NEWPORT NEWS, Va., Oct. 19, 2009 -- Northrop Grumman Corporation (NYSE:NOC) used its foundry at the company's Shipbuilding sector in Newport News, Va. to melt 35 tons of steel to cast strut arms needed to support the propeller shafts of the nuclear aircraft carrier Gerald R. Ford (CVN 78). The pour took place on Oct. 9.
"We've completed about five percent of the ship's construction contract," said Mike Shawcross, vice president for Northrop Grumman Shipbuilding's aircraft carrier construction programs. "The keel laying ceremony is Nov. 14, a first step toward bringing this ship to life."
The foundry was established in 1856 and was purchased in 1902 by the Newport News shipyard. Since then, it has produced quality castings for hundreds of commercial and U.S. Navy ships and has also supported hydro-electric projects like the Hoover Dam. The foundry is capable of producing eight million pounds of castings annually, weighing from one pound to 70,000 pounds.

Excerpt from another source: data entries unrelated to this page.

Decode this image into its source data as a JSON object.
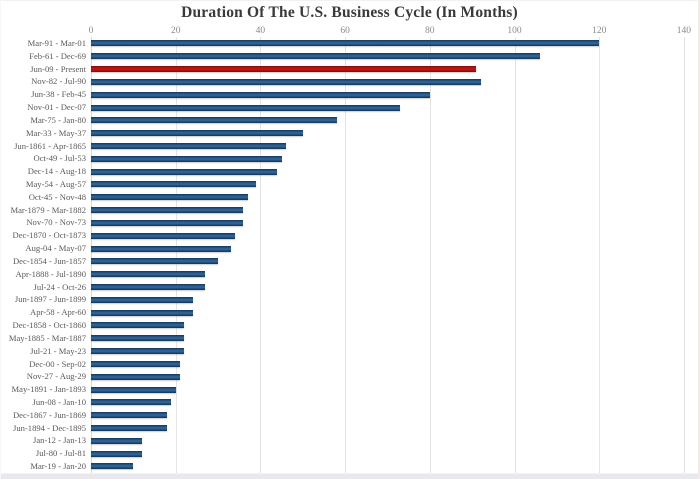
{
  "chart_data": {
    "type": "bar",
    "orientation": "horizontal",
    "title": "Duration Of The U.S. Business Cycle (In Months)",
    "xlabel": "",
    "ylabel": "",
    "xlim": [
      0,
      140
    ],
    "x_ticks": [
      0,
      20,
      40,
      60,
      80,
      100,
      120,
      140
    ],
    "grid": true,
    "axis_position": "top",
    "bar_color": "#1F4E79",
    "highlight_color": "#C00000",
    "highlight_index": 2,
    "categories": [
      "Mar-91 - Mar-01",
      "Feb-61 - Dec-69",
      "Jun-09 - Present",
      "Nov-82 - Jul-90",
      "Jun-38 - Feb-45",
      "Nov-01 - Dec-07",
      "Mar-75 - Jan-80",
      "Mar-33 - May-37",
      "Jun-1861 - Apr-1865",
      "Oct-49 - Jul-53",
      "Dec-14 - Aug-18",
      "May-54 - Aug-57",
      "Oct-45 - Nov-48",
      "Mar-1879 - Mar-1882",
      "Nov-70 - Nov-73",
      "Dec-1870 - Oct-1873",
      "Aug-04 - May-07",
      "Dec-1854 - Jun-1857",
      "Apr-1888 - Jul-1890",
      "Jul-24 - Oct-26",
      "Jun-1897 - Jun-1899",
      "Apr-58 - Apr-60",
      "Dec-1858 - Oct-1860",
      "May-1885 - Mar-1887",
      "Jul-21 - May-23",
      "Dec-00 - Sep-02",
      "Nov-27 - Aug-29",
      "May-1891 - Jan-1893",
      "Jun-08 - Jan-10",
      "Dec-1867 - Jun-1869",
      "Jun-1894 - Dec-1895",
      "Jan-12 - Jan-13",
      "Jul-80 - Jul-81",
      "Mar-19 - Jan-20"
    ],
    "values": [
      120,
      106,
      91,
      92,
      80,
      73,
      58,
      50,
      46,
      45,
      44,
      39,
      37,
      36,
      36,
      34,
      33,
      30,
      27,
      27,
      24,
      24,
      22,
      22,
      22,
      21,
      21,
      20,
      19,
      18,
      18,
      12,
      12,
      10
    ]
  }
}
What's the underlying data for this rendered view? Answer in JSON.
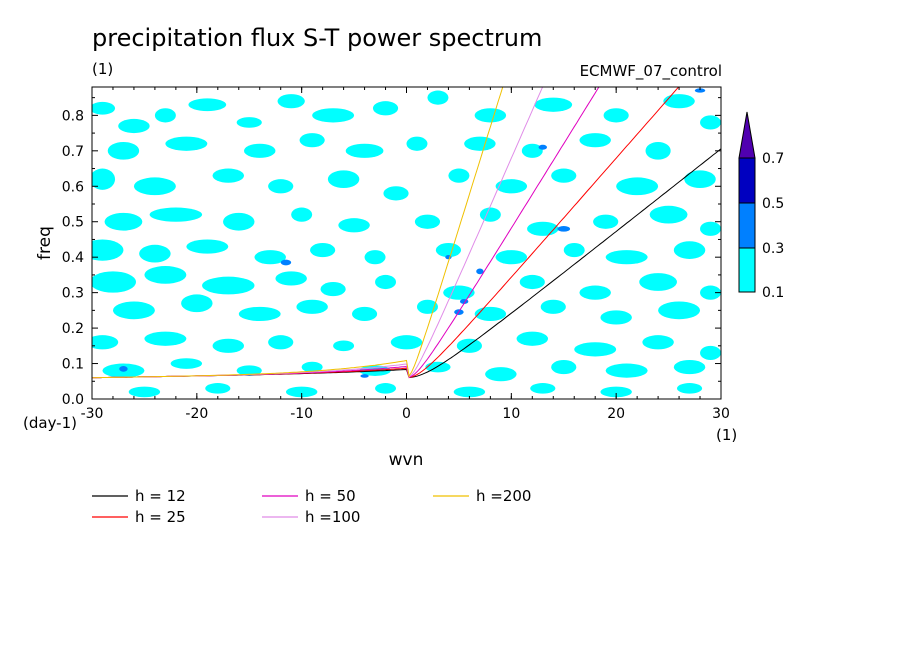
{
  "chart_data": {
    "type": "contour",
    "title": "precipitation flux S-T power spectrum",
    "units_top_left": "(1)",
    "subtitle_right": "ECMWF_07_control",
    "xlabel": "wvn",
    "ylabel": "freq",
    "x_units": "(1)",
    "y_units": "(day-1)",
    "xlim": [
      -30,
      30
    ],
    "ylim": [
      0,
      0.88
    ],
    "x_ticks": [
      -30,
      -20,
      -10,
      0,
      10,
      20,
      30
    ],
    "x_tick_labels": [
      "-30",
      "-20",
      "-10",
      "0",
      "10",
      "20",
      "30"
    ],
    "y_ticks": [
      0,
      0.1,
      0.2,
      0.3,
      0.4,
      0.5,
      0.6,
      0.7,
      0.8
    ],
    "y_tick_labels": [
      "0.0",
      "0.1",
      "0.2",
      "0.3",
      "0.4",
      "0.5",
      "0.6",
      "0.7",
      "0.8"
    ],
    "contour_levels": [
      0.1,
      0.3,
      0.5,
      0.7
    ],
    "colorbar_labels": [
      "0.1",
      "0.3",
      "0.5",
      "0.7"
    ],
    "colorbar_colors": [
      "#00ffff",
      "#0080ff",
      "#0000c0",
      "#5000b0"
    ],
    "dispersion_curves": [
      {
        "name": "h = 12",
        "h": 12,
        "color": "#000000"
      },
      {
        "name": "h = 25",
        "h": 25,
        "color": "#ff0000"
      },
      {
        "name": "h = 50",
        "h": 50,
        "color": "#e000c0"
      },
      {
        "name": "h =100",
        "h": 100,
        "color": "#e08ce8"
      },
      {
        "name": "h =200",
        "h": 200,
        "color": "#f0c000"
      }
    ],
    "blobs_level1": [
      [
        -29,
        0.82,
        1.2,
        0.018
      ],
      [
        -26,
        0.77,
        1.5,
        0.02
      ],
      [
        -23,
        0.8,
        1.0,
        0.02
      ],
      [
        -19,
        0.83,
        1.8,
        0.018
      ],
      [
        -15,
        0.78,
        1.2,
        0.015
      ],
      [
        -11,
        0.84,
        1.3,
        0.02
      ],
      [
        -7,
        0.8,
        2.0,
        0.02
      ],
      [
        -2,
        0.82,
        1.2,
        0.02
      ],
      [
        3,
        0.85,
        1.0,
        0.02
      ],
      [
        8,
        0.8,
        1.5,
        0.02
      ],
      [
        14,
        0.83,
        1.8,
        0.02
      ],
      [
        20,
        0.8,
        1.2,
        0.02
      ],
      [
        26,
        0.84,
        1.5,
        0.02
      ],
      [
        29,
        0.78,
        1.0,
        0.02
      ],
      [
        -27,
        0.7,
        1.5,
        0.025
      ],
      [
        -21,
        0.72,
        2.0,
        0.02
      ],
      [
        -14,
        0.7,
        1.5,
        0.02
      ],
      [
        -9,
        0.73,
        1.2,
        0.02
      ],
      [
        -4,
        0.7,
        1.8,
        0.02
      ],
      [
        1,
        0.72,
        1.0,
        0.02
      ],
      [
        7,
        0.72,
        1.5,
        0.02
      ],
      [
        12,
        0.7,
        1.0,
        0.02
      ],
      [
        18,
        0.73,
        1.5,
        0.02
      ],
      [
        24,
        0.7,
        1.2,
        0.025
      ],
      [
        -29,
        0.62,
        1.2,
        0.03
      ],
      [
        -24,
        0.6,
        2.0,
        0.025
      ],
      [
        -17,
        0.63,
        1.5,
        0.02
      ],
      [
        -12,
        0.6,
        1.2,
        0.02
      ],
      [
        -6,
        0.62,
        1.5,
        0.025
      ],
      [
        -1,
        0.58,
        1.2,
        0.02
      ],
      [
        5,
        0.63,
        1.0,
        0.02
      ],
      [
        10,
        0.6,
        1.5,
        0.02
      ],
      [
        15,
        0.63,
        1.2,
        0.02
      ],
      [
        22,
        0.6,
        2.0,
        0.025
      ],
      [
        28,
        0.62,
        1.5,
        0.025
      ],
      [
        -27,
        0.5,
        1.8,
        0.025
      ],
      [
        -22,
        0.52,
        2.5,
        0.02
      ],
      [
        -16,
        0.5,
        1.5,
        0.025
      ],
      [
        -10,
        0.52,
        1.0,
        0.02
      ],
      [
        -5,
        0.49,
        1.5,
        0.02
      ],
      [
        2,
        0.5,
        1.2,
        0.02
      ],
      [
        8,
        0.52,
        1.0,
        0.02
      ],
      [
        13,
        0.48,
        1.5,
        0.02
      ],
      [
        19,
        0.5,
        1.2,
        0.02
      ],
      [
        25,
        0.52,
        1.8,
        0.025
      ],
      [
        29,
        0.48,
        1.0,
        0.02
      ],
      [
        -29,
        0.42,
        2.0,
        0.03
      ],
      [
        -24,
        0.41,
        1.5,
        0.025
      ],
      [
        -19,
        0.43,
        2.0,
        0.02
      ],
      [
        -13,
        0.4,
        1.5,
        0.02
      ],
      [
        -8,
        0.42,
        1.2,
        0.02
      ],
      [
        -3,
        0.4,
        1.0,
        0.02
      ],
      [
        4,
        0.42,
        1.2,
        0.02
      ],
      [
        10,
        0.4,
        1.5,
        0.02
      ],
      [
        16,
        0.42,
        1.0,
        0.02
      ],
      [
        21,
        0.4,
        2.0,
        0.02
      ],
      [
        27,
        0.42,
        1.5,
        0.025
      ],
      [
        -28,
        0.33,
        2.2,
        0.03
      ],
      [
        -23,
        0.35,
        2.0,
        0.025
      ],
      [
        -17,
        0.32,
        2.5,
        0.025
      ],
      [
        -11,
        0.34,
        1.5,
        0.02
      ],
      [
        -7,
        0.31,
        1.2,
        0.02
      ],
      [
        -2,
        0.33,
        1.0,
        0.02
      ],
      [
        5,
        0.3,
        1.5,
        0.02
      ],
      [
        12,
        0.33,
        1.2,
        0.02
      ],
      [
        18,
        0.3,
        1.5,
        0.02
      ],
      [
        24,
        0.33,
        1.8,
        0.025
      ],
      [
        29,
        0.3,
        1.0,
        0.02
      ],
      [
        -26,
        0.25,
        2.0,
        0.025
      ],
      [
        -20,
        0.27,
        1.5,
        0.025
      ],
      [
        -14,
        0.24,
        2.0,
        0.02
      ],
      [
        -9,
        0.26,
        1.5,
        0.02
      ],
      [
        -4,
        0.24,
        1.2,
        0.02
      ],
      [
        2,
        0.26,
        1.0,
        0.02
      ],
      [
        8,
        0.24,
        1.5,
        0.02
      ],
      [
        14,
        0.26,
        1.2,
        0.02
      ],
      [
        20,
        0.23,
        1.5,
        0.02
      ],
      [
        26,
        0.25,
        2.0,
        0.025
      ],
      [
        -29,
        0.16,
        1.5,
        0.02
      ],
      [
        -23,
        0.17,
        2.0,
        0.02
      ],
      [
        -17,
        0.15,
        1.5,
        0.02
      ],
      [
        -12,
        0.16,
        1.2,
        0.02
      ],
      [
        -6,
        0.15,
        1.0,
        0.015
      ],
      [
        0,
        0.16,
        1.5,
        0.02
      ],
      [
        6,
        0.15,
        1.2,
        0.02
      ],
      [
        12,
        0.17,
        1.5,
        0.02
      ],
      [
        18,
        0.14,
        2.0,
        0.02
      ],
      [
        24,
        0.16,
        1.5,
        0.02
      ],
      [
        29,
        0.13,
        1.0,
        0.02
      ],
      [
        -27,
        0.08,
        2.0,
        0.02
      ],
      [
        -21,
        0.1,
        1.5,
        0.015
      ],
      [
        -15,
        0.08,
        1.2,
        0.015
      ],
      [
        -9,
        0.09,
        1.0,
        0.015
      ],
      [
        -3,
        0.08,
        1.5,
        0.015
      ],
      [
        3,
        0.09,
        1.2,
        0.015
      ],
      [
        9,
        0.07,
        1.5,
        0.02
      ],
      [
        15,
        0.09,
        1.2,
        0.02
      ],
      [
        21,
        0.08,
        2.0,
        0.02
      ],
      [
        27,
        0.09,
        1.5,
        0.02
      ],
      [
        -25,
        0.02,
        1.5,
        0.015
      ],
      [
        -18,
        0.03,
        1.2,
        0.015
      ],
      [
        -10,
        0.02,
        1.5,
        0.015
      ],
      [
        -2,
        0.03,
        1.0,
        0.015
      ],
      [
        6,
        0.02,
        1.5,
        0.015
      ],
      [
        13,
        0.03,
        1.2,
        0.015
      ],
      [
        20,
        0.02,
        1.5,
        0.015
      ],
      [
        27,
        0.03,
        1.2,
        0.015
      ]
    ],
    "blobs_level2": [
      [
        -27,
        0.085,
        0.4,
        0.008
      ],
      [
        -11.5,
        0.385,
        0.5,
        0.008
      ],
      [
        5,
        0.245,
        0.45,
        0.008
      ],
      [
        5.5,
        0.275,
        0.4,
        0.007
      ],
      [
        15,
        0.48,
        0.6,
        0.008
      ],
      [
        7,
        0.36,
        0.35,
        0.008
      ],
      [
        28,
        0.87,
        0.5,
        0.006
      ],
      [
        -4,
        0.065,
        0.4,
        0.005
      ],
      [
        4,
        0.4,
        0.3,
        0.006
      ],
      [
        13,
        0.71,
        0.4,
        0.007
      ]
    ]
  },
  "legend": [
    {
      "label": "h = 12",
      "color": "#000000"
    },
    {
      "label": "h = 25",
      "color": "#ff0000"
    },
    {
      "label": "h = 50",
      "color": "#e000c0"
    },
    {
      "label": "h =100",
      "color": "#e08ce8"
    },
    {
      "label": "h =200",
      "color": "#f0c000"
    }
  ]
}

The Gerald R. Ford (CVN 78) class will continue the legacy of highly capable U.S. Navy aircraft carrier ship platforms. Enhancements incorporated into the design include flight deck changes, improved weapons handling systems, and a redesigned island, all resulting in increased aircraft sortie rates. It will also include new nuclear power plants; increased electrical power generation capacity; allowance for future technologies; and reduced workload for the sailors, translating to a smaller crew size and lower operating costs for the Navy. Delivery to the Navy is scheduled for 2015.
Northrop Grumman Corporation is a leading global security company whose 120,000 employees provide innovative systems, products, and solutions in aerospace, electronics, information systems, shipbuilding and technical services to government and commercial customers worldwide.